Boeing: Don’t Give Up on Giving Up Control

Boeing and its CEO, James McNerney, have recently received high-profile coverage; both plus and minus.

Point: The relevant portion from my distribution angle concerns the apparent breakdown in Boeing’s partnership arrangement. I say, accent the positives.
Briefly, the world’s biggest aviation company has come out way ahead of archrival Airbus in the orders department for its latest commercial craft, the Dreamliner 787. That’s the plus side.
The minus is that Boeing has run into turbulence in its supply system and is having big trouble fulfilling the first of those orders booked. Part of the reason is that the 787 is the first major aircraft built with carbon-fiber plastics that are high strength but new technology; new technologies always have break-in challenges.  The other reason is that Boeing outsourced the design and fabrication of large component assemblies, such as the entire wing structure. At the same time, it coaxed (if that is the word) these ‘Tier I’ integrated solution vendors into waiting for payback and a share of profits when Boeing itself started receiving checks from end-customer airlines as they took delivery of their planes.
Suppliers can do handsomely for themselves in a Boeing-like arrangement . . . if they can deliver.  Unfortunately with the 787, some could not, at least initially. Boeing itself has since backed off from the integrated solution amd partner-dependent arrangement that was its own idea in the first place. The Times reports that “the company is retaking control.”

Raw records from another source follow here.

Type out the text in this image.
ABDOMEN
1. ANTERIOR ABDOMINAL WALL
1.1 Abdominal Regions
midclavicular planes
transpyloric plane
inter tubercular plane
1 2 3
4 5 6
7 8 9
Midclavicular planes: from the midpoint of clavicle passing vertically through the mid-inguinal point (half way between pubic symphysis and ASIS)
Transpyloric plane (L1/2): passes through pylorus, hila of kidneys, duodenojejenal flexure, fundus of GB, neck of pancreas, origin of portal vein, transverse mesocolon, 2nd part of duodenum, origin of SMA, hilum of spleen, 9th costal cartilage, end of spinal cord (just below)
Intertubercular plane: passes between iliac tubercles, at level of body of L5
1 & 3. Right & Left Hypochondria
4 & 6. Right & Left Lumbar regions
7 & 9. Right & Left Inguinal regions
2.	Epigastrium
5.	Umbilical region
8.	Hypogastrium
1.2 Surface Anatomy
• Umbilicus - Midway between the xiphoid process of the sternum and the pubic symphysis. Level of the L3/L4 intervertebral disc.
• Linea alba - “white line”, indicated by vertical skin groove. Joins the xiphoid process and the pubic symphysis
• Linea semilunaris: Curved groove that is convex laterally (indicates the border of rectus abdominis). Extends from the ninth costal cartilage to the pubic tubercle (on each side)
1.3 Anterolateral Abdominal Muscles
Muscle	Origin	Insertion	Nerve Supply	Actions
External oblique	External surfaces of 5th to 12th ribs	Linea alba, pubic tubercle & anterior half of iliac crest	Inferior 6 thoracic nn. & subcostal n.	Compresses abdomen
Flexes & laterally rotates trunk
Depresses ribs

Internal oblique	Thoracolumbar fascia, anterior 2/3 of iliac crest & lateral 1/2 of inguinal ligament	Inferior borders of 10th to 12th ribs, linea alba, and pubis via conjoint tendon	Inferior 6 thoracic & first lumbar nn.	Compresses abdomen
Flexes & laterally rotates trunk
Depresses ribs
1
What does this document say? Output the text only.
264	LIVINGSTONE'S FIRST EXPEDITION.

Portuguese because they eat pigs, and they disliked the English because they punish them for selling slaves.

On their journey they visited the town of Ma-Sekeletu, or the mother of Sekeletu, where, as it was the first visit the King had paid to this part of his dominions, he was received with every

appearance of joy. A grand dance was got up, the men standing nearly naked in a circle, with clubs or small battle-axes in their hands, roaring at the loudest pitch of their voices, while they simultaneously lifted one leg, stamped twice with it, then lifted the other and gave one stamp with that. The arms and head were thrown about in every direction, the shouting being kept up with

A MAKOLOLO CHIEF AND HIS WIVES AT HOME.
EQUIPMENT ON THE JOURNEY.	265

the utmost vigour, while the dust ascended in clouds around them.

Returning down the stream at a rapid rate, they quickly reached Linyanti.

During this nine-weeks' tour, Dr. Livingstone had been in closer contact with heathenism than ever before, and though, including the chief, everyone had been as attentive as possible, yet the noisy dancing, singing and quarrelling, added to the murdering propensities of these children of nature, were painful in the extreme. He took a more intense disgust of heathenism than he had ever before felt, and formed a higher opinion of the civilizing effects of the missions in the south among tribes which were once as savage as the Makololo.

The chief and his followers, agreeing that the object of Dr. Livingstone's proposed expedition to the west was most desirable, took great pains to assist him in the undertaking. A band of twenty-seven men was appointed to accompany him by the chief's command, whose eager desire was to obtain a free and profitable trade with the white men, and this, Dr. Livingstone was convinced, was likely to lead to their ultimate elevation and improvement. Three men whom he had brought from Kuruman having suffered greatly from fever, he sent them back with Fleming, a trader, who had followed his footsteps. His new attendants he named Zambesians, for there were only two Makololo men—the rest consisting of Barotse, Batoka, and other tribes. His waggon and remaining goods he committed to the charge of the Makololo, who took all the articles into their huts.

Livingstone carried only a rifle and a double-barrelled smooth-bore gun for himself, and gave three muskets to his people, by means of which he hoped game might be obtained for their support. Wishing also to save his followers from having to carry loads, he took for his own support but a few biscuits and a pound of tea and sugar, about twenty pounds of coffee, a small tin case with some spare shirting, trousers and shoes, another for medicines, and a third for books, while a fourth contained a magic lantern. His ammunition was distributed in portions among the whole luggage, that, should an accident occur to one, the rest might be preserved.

Counterpoint: Given the stakes and what’s happened, you can’t fault Boeing for retreating into command mode. But we shouldn’t generalize. Boeing was not unwise to attempt heavy reliance on lead suppliers.
I favor relationships of the kind Boeing bet on initially. When enterprising upstream distributors or suppliers package multiple products and helpful services into unified platform solutions, that’s terrific – especially in cases like Boeing’s. Management was trying to get to market fast, years ahead of Airbus. Could Boeing have hit that market-driven deadline if it insisted on owning  all the design, testing, and integration tasks itself? I don’t think so, and neither did Boeing. They were justified in taking the risk. That they have pulled out of the production dive before crashing proves my point.
More generally, should downstream OE assemblers like Boeing never surrender design supervision and close control over production quality? No, that would be the wrong conclusion to draw. The right conclusion is this: Partnerships aren’t easy. They absolutely demand good communication, fair dealings, rational division of labor, and most of all trust. Earned trust.
The Times article implies that Boeing made a good faith effort to put those elements in place.  If so, we should be optimistic for Boeing. Its problems will sort out and production will coalesce.  The planes will get built, and when they do the money will start flowing in. Ultimately Boeing and its Tier One vendors will be happy, very happy.